Parallel Sessions
Session 10: Food Supply Chain Management – Chair: Rene Haijema
Roel Post (University of Groningen) – The allocation of ownership and control of inventory in a retail supply chain
In the domain of sales forecasting, we develop and test a method that combines the wisdom of planners with the knowledge of the statistical forecasting system. By analyzing how planners adjust statistical forecasts, we identify 1) the strengths and weaknesses of planners and 2) use this in order to reduce the forecasting error. In a large data set (N=68,429), we consistently find that planners perform worse than the system when deciding on the magnitude of upward adjustments, but are surprisingly accurate in predicting whether the statistical forecast should go up or down. These findings are taken into account in a newly developed method in which the planner decides on the direction of the adjustment and the magnitude of the downward adjustment, while an algorithm decides on the magnitude of the upward adjustment. This new forecasting approach reduces the forecasting error on average with 17%. We show that using the strength of the planner, while avoiding its weaknesses, significantly reduces the forecasting error, thus improving inventory levels and profits.
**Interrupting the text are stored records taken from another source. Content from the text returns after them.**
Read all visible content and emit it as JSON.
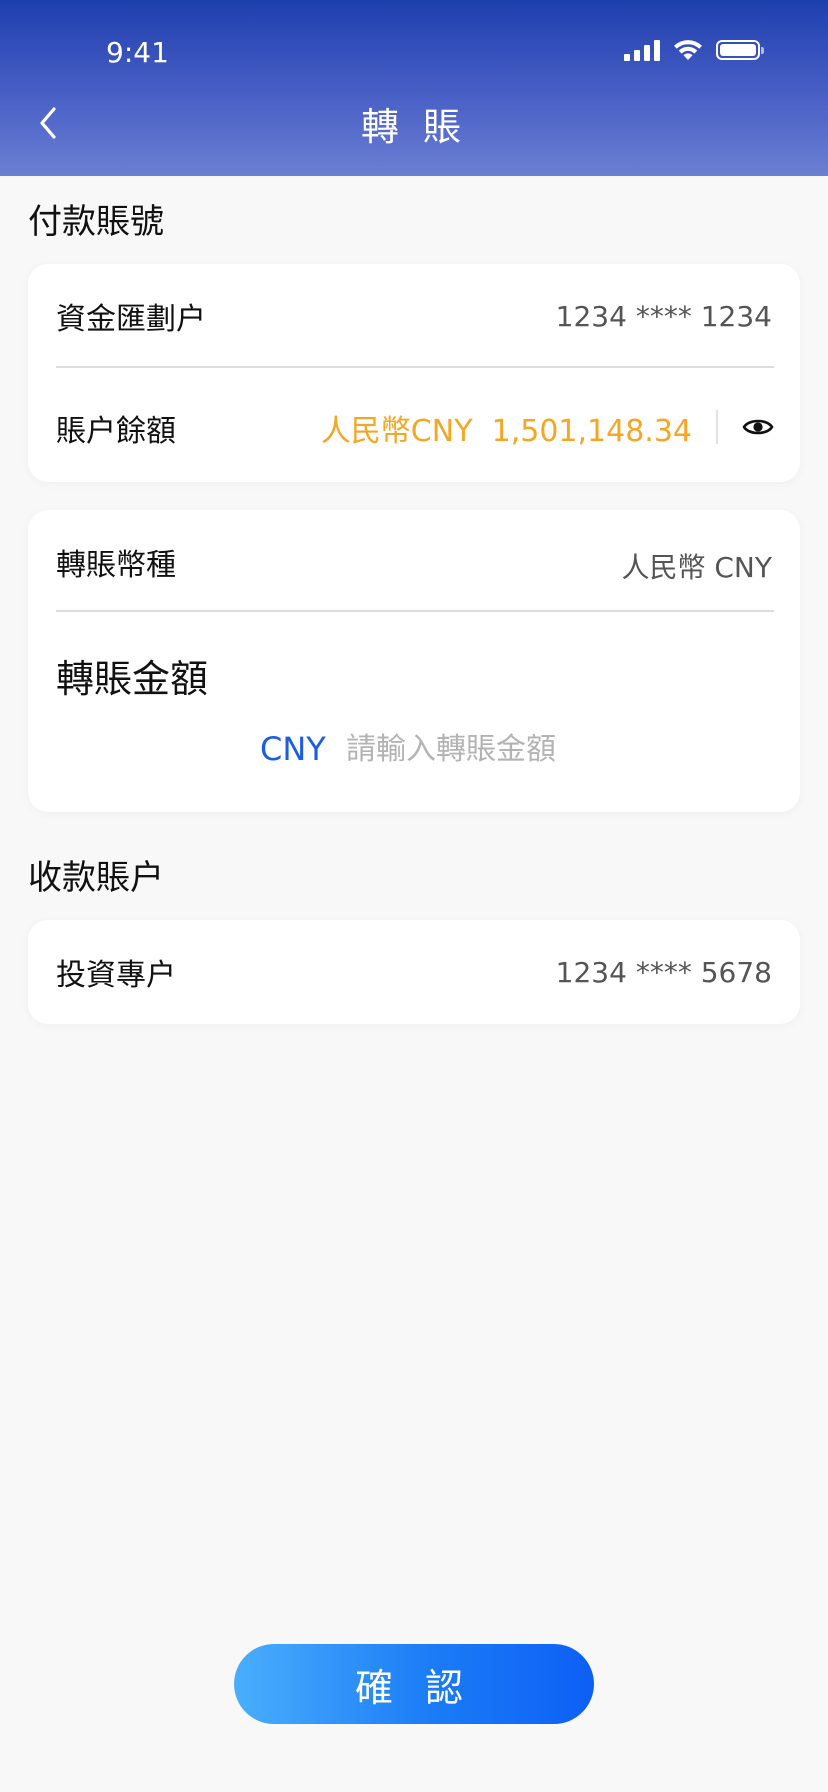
{
  "status_bar": {
    "time": "9:41"
  },
  "nav": {
    "title": "轉 賬",
    "back_icon": "chevron-left-icon"
  },
  "payment_section": {
    "title": "付款賬號",
    "account_label": "資金匯劃户",
    "account_number": "1234 **** 1234",
    "balance_label": "賬户餘額",
    "balance_currency": "人民幣CNY",
    "balance_amount": "1,501,148.34",
    "balance_color": "#f5a623",
    "visibility_icon": "eye-icon"
  },
  "transfer_section": {
    "currency_label": "轉賬幣種",
    "currency_value": "人民幣 CNY",
    "amount_title": "轉賬金額",
    "amount_currency": "CNY",
    "amount_value": "",
    "amount_placeholder": "請輸入轉賬金額",
    "accent_color": "#1a5fe0"
  },
  "receiving_section": {
    "title": "收款賬户",
    "account_label": "投資專户",
    "account_number": "1234 **** 5678"
  },
  "confirm_button": {
    "label": "確 認"
  }
}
Yousef Ghiami (Vrije Universiteit Amsterdam) – Planning for shortages? Net Present Value analysis for a deteriorating item with partial backlogging
This paper develops inventory models to help answer strategic questions concerning whether planning for shortages offers financial benefits. A production-inventory system producing a deteriorating product in batches at a finite production rate with partial backordering is considered. Customers pay a deposit when placing a backorder. Backordered items receive a discount on the sales price. As lost sales may lead to customers not returning, the demand rate may depend on the fraction of lost sales. We develop a cash-flow based profit maximising Net Present Value (NPV) model without the inventory cost parameters commonly used in this context: unit holding cost, unit backorder cost, unit deterioration cost, and unit lost sales cost. The model finds the optimal inventory policy just like NPV models that discount the traditional parameters but has the advantage of not needing to estimate the value of the traditional parameters. It is shown that in models based on discounting the traditional parameters, the parameters are not exogenously determinable but are non-trivial functions of non-financial endogenous system parameters such as the production rate, annual demand rate, and backorder rate. Extensive numerical experiments illustrate how cash-flow NPV models provide insights into the value of planning for shortages and strategic choices about the design of the production-inventory system. It also provides insight into the classical problem of how to interpret unit backorder cost and unit lost sales cost. The study indicates that these insights cannot be reliably obtained from NPV models based on discounting unit backorder costs and unit lost sales costs.
Argyris Kanellopoulos (Wageningen University & Research) – Sugar beet biobased supply chains
The abolishment of the sugar beet quota policy is expected to affect the demand and supply of white sugar at EU level. Lower price of sugar will have a cascading effect on the supply of sugar beet and consequently the viability of the chain as a whole. To remain competitive, the European sugar industry will have to adapt to these new developments. Recently, alternative biomass-based processing technologies have become available. These technologies require small scale facilities that can reduce transportation costs substantially and enable production of biomass-based products like bioethanol and biogas from crop residues. The potential of alternative technologies to mitigate the negative impacts of policy changes have not been evaluated yet at chain level. The objective of this research is to design competitive biomass-based sugar supply chains that benefit from alternative technologies. We develop a multi-objective Mixed Integer Linear Programming model to optimize decision making at individual links of the sugar supply chain i.e. beet production and processing. The model was applied to re-design the sugar supply chain in the Netherlands. We found that investment on small scale bio refining facilities that enable production of bio-ethanol and biogas increases profitability of the chain as a whole. However, to maintain supply of sugar beet, additional profits at processing level should be transferred to farms in the form of price support for sugar beet production.